Michael Thomas Ford is the author of the teen novel Suicide Notes as well as several essay collections and adult novels, including Jane Bites Back. He lives in San Francisco with his partner and their five dogs.

Book Synopsis

Fifteen-year-old Jeff wakes up on New Year’s Day to find himself in the hospital. Make that the psychiatric ward. With the nutjobs. Never mind the bandages on his wrists, clearly this is all a huge mistake. Jeff is perfectly fine, perfectly normal—not like the other kids in the hospital with him. They’ve got problems. But a funny thing happens as Jeff’s forty-five-day sentence drags on: the crazies start to seem less crazy. . . .

Compelling, witty, and refreshingly real, Suicide Notes is a darkly comic novel that examines that fuzzy line between “normal” and the rest of us.

Publishers Weekly

Teens in a psych ward populate a novel that overcomes a predictable beginning to make a powerful emotional impact.

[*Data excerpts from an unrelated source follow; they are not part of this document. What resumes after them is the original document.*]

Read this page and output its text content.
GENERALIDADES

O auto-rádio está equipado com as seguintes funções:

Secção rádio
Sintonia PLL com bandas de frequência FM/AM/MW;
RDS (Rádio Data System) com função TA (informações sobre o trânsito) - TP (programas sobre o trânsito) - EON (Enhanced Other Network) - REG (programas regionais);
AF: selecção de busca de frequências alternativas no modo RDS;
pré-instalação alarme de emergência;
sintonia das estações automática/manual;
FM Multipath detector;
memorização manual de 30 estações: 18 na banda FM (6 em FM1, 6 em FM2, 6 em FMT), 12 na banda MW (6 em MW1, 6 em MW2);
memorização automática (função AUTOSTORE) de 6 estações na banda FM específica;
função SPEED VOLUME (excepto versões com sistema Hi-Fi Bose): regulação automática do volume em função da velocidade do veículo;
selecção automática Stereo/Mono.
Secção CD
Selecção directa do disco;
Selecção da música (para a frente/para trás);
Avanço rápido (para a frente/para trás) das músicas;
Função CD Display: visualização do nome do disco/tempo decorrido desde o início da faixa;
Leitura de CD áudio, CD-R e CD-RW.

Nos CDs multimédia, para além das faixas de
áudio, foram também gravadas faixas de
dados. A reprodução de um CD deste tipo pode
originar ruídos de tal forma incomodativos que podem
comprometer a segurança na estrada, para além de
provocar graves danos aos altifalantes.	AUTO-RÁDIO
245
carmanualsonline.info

Regaining consciousness after an aborted suicide attempt, the 15-year-old narrator thinks his parents have "overreacted" by placing him in a 45-day program in the "nuthouse" ("you know, where they keep the people who have sixteen imaginary friends living in their heads"). Readers might need patience as Jeff, the protagonist, goes through a period of denial, delivering sarcastic answers to his shrink, Dr. Katzrupus (Jeff refers to him as "Cat Poop") and holding himself aloof from the four other patients. But as Jeff begins to form relationships with these teens, Ford's (Alec Baldwin Doesn't Love Me) own strengths emerge: his characterizations run deep, and without too much contrivance the teens' interactions slowly dislodge clues about what triggered Jeff's suicide attempt. That Jeff's recovery depends on realizing and accepting that he's gay isn't explicit until the novel is almost over, that this novel goes beyond gay issues to address broader questions of identity is clear all along. Ages 14-up. (Oct.)